Но бледнолицый Фендшейг уже приступил к чтению протоколов. Его ничто как будто не трогало – ни собственная совесть, ни чужое обаяние. Голос его звучал все более монотонно, размеренно и бесцветно, точно текст, записанный на пленку.
– В среду, двадцать восьмого февраля, в семь часов тридцать минут утра вы вышли из дому и поехали на работу, как всегда…

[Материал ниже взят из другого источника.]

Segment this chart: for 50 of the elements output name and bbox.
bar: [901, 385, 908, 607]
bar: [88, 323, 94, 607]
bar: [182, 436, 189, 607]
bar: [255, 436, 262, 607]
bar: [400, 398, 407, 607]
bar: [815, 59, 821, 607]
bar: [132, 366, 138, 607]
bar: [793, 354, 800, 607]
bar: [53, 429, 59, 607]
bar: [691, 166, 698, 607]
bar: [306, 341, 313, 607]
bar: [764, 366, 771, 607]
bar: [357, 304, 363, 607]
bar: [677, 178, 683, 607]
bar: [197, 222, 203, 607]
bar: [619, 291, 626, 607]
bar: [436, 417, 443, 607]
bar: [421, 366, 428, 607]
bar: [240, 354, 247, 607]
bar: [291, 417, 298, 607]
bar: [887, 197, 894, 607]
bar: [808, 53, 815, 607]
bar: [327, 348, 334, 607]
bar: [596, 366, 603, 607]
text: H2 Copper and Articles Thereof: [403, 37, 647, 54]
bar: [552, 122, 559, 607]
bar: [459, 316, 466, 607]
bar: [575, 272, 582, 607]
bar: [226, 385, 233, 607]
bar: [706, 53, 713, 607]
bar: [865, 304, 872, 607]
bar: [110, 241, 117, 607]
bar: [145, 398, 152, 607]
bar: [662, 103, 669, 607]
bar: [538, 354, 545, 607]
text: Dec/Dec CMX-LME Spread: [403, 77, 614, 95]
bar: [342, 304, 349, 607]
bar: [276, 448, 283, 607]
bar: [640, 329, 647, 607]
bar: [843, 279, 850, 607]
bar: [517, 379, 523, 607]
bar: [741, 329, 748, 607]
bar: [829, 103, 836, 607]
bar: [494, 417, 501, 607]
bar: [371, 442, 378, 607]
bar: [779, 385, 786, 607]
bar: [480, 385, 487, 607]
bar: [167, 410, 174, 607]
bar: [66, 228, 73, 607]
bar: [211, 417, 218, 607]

Моррис отодвинулся от стола, скрестил ноги, правым локтем уперся в колено и прикусил согнутый указательный палец. Теперь нахмуриться и готово – он весь внимание. Еще обхватить левой рукой правую ногу; такую позу он когда-то подсмотрел на лекциях в университете. – …Пока вы находились в пути, вам позвонила ваша жена Паола Дакфорс, урожденная Тревизан, и взволнованно сообщила, что умерла ее мать. Она просила вас немедленно поехать в дом покойной тещи, куда вы и прибыли в семь часов пятьдесят минут. Вы поговорили с сиделкой и сразу вслед за тем спустились в холл, сославшись на необходимость срочно позвонить по телефону. Через некоторое время вас обнаружила сестра вашей жены Антонелла Тревизан-Позенато, когда вы рылись в вещах ее матери. С ней вы провели около десяти минут, расспрашивая о наследстве…
В этом месте Моррис чуть не перебил полковника. Такие слова, как «обнаружила» и «рылся», приобретали при чтении вслух совсем иной оттенок, будто за ними уже крылось что-то преступное. Это несправедливо. Совсем как в том фильме, где несчастного парнишку принялись шпынять, когда он закурил на поминках матери, и отсюда сделали вывод, что он же пристрелил араба. Но, собравшись возразить, Моррис вдруг подумал, что так вести себя и в самом деле нельзя. Дымить над гробом родной матери – это ужасно. Моррис никогда бы не позволил себе подобной выходки. Впрочем, распорядитель на похоронах, угостивший парня сигаретой, тоже поступил непорядочно, представив полиции этот случай в отрицательном свете. Вот и Антонелла совершенно напрасно рассказала, что он спрашивал про наследство. Но она, скорее всего, по своей обычной наивности не подумала, что таким свидетельством может навредить Моррису. – Однако за этими мыслями он потерял нить рассуждений Фендштейга.